1 . Device for reducing pressure pulsations in a hydraulic system (2), with an input or output drive (3), with a torsionally elastic coupling device (4), which has an input and an output shaft (6, 7) and between the input and output shaft (6 , 7) has two mutually rotatable coupling halves (8a, 8b), which are connected to each other in a force-conducting manner via at least one resilient intermediate member (9), and with a displacement unit (5) which generates a volume flow pulsation in the hydraulic system (2), the input shaft ( 6) are connected to the input or output drive (3) and the output shaft (7) to the displacement unit (5), characterized in that a natural frequency of one, resulting from the resilient intermediate member (9) or the resilient intermediate members (9) and from the mass moments of inertia of the input or output drive (3), displacement unit (5) and torsionally elastic coupling device (4) related to the respective, in particular common, rotation axis (A) resulting from the oscillation system and a pulsation frequency of the volume flow pulsation are essentially the same, and that the coupling halves (8a, 8b) are connected to one another in a force-conducting manner, if necessary using at least one rigid intermediate member (13), exclusively via the resilient intermediate member (9) or the resilient intermediate members (9).
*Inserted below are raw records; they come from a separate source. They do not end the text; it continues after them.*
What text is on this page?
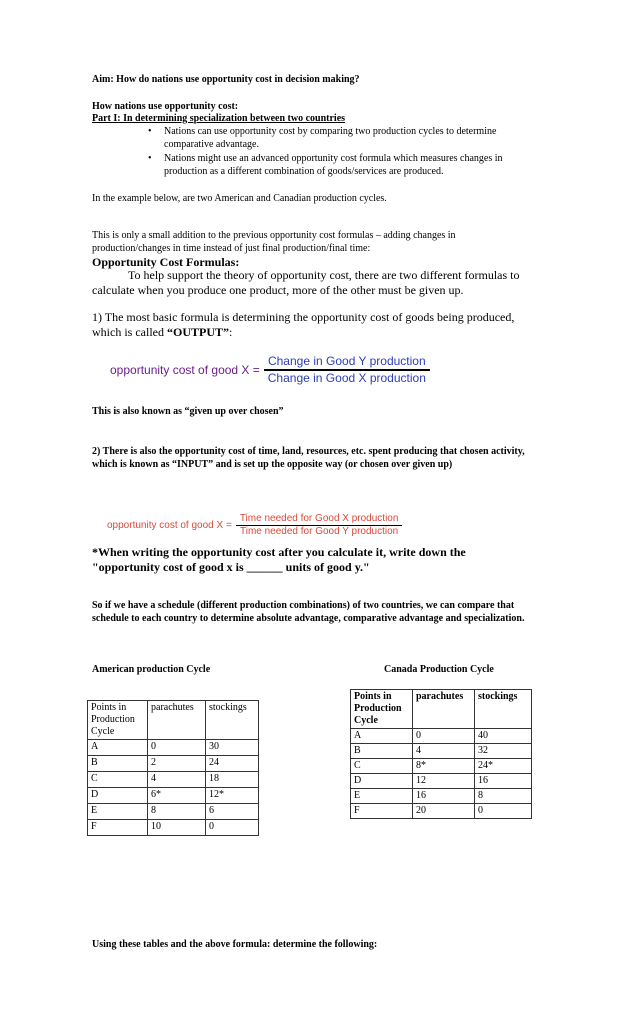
Aim: How do nations use opportunity cost in decision making?
How nations use opportunity cost:
Part I: In determining specialization between two countries
• Nations can use opportunity cost by comparing two production cycles to determine comparative advantage.
• Nations might use an advanced opportunity cost formula which measures changes in production as a different combination of goods/services are produced.
In the example below, are two American and Canadian production cycles.
This is only a small addition to the previous opportunity cost formulas – adding changes in production/changes in time instead of just final production/final time:
Opportunity Cost Formulas:
To help support the theory of opportunity cost, there are two different formulas to calculate when you produce one product, more of the other must be given up.
1) The most basic formula is determining the opportunity cost of goods being produced, which is called “OUTPUT”:
opportunity cost of good $X = \frac{\text{Change in Good Y production}}{\text{Change in Good X production}}$
This is also known as “given up over chosen”
2) There is also the opportunity cost of time, land, resources, etc. spent producing that chosen activity, which is known as “INPUT” and is set up the opposite way (or chosen over given up)
opportunity cost of good $X = \frac{\text{Time needed for Good X production}}{\text{Time needed for Good Y production}}$
*When writing the opportunity cost after you calculate it, write down the "opportunity cost of good x is ______ units of good y."
So if we have a schedule (different production combinations) of two countries, we can compare that schedule to each country to determine absolute advantage, comparative advantage and specialization.
American production Cycle	Canada Production Cycle
Points in Production Cycle	parachutes	stockings
A	0	30
B	2	24
C	4	18
D	6*	12*
E	8	6
F	10	0
Points in Production Cycle	parachutes	stockings
A	0	40
B	4	32
C	8*	24*
D	12	16
E	16	8
F	20	0
Using these tables and the above formula: determine the following:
2. Device according to claim 1, characterized in that the coupling halves (8a, 8b) are connected to one another in a force-conducting manner via several, in particular four or six, resilient intermediate members (9).

3. Device according to claim 2, characterized in that the coupling halves (8a, 8b) are connected to one another in a force-conducting manner via intermediate members (9) acting in parallel.

4. Device according to claim 1, 2 or 3, characterized in that the frequency deviation from the natural frequency to the pulsation frequency is at most 10 Percent, preferably at most 5 percent, particularly preferably at most 2 percent.

5. Device according to one of claims 1 to 4, characterized in that the resilient intermediate member (9) is designed as a helical spring (10a, 10b, 10c, 10d), in particular as a compression spring.

6. Device according to claim 5, characterized in that the helical spring (10a, 10b, 10c, 10d) is arranged to extend in the circumferential direction of the input and / or output shaft (6, 7).

7. Device according to one of claims 1 to 4, characterized in that the resilient intermediate member (9) is designed as a bending beam (11a, 11b, 11c, 11d, 11e, 11f).

8. Device according to claim 7, characterized in that one end of the bending beam (11a, 11b, 11c, 11d, 11e, 11f) with radial alignment to the input and / or output shaft (6, 7) on a coupling half (8a , 8b) are clamped.

9. Device according to claim 7 or 8, characterized in that a plurality of bending beams (11a, 11b, 11c, 11d, 11e, 11f) are arranged next to each other in a star shape.

10. Device according to one of claims 1 to 9, characterized in that the at least one rigid intermediate member (13) is arranged between a plurality of resilient intermediate members (9).

11. The device according to claim 10, characterized in that the mass moment of inertia of the at least one rigid intermediate member (13) related to a rotation axis (A) is in the range of 0.1 times to 10 times the mass moment of inertia related to the rotation axis (A). Displacer unit (5) is located.

12. The device according to claim 10 or 11, characterized in that, in particular in the flow of force, a plurality of parallel-acting resilient intermediate members (9), in particular bending beams (11a to 11f, 12a to 12f), are arranged before and after the rigid intermediate member (13). are.

13. Device with a hydraulic system (2) and with a device (1) according to one of claims 1 to 12.

14. A method for reducing pressure pulsations in a hydraulic system (2), with a device (1) according to one of claims 1 to 12 or with a device according to claim 13, in which a natural frequency of the oscillation system of the device corresponds to a pulsation frequency of the displacement unit (5) the volume flow pulsation generated by the device in the hydraulic system (2) is adjusted.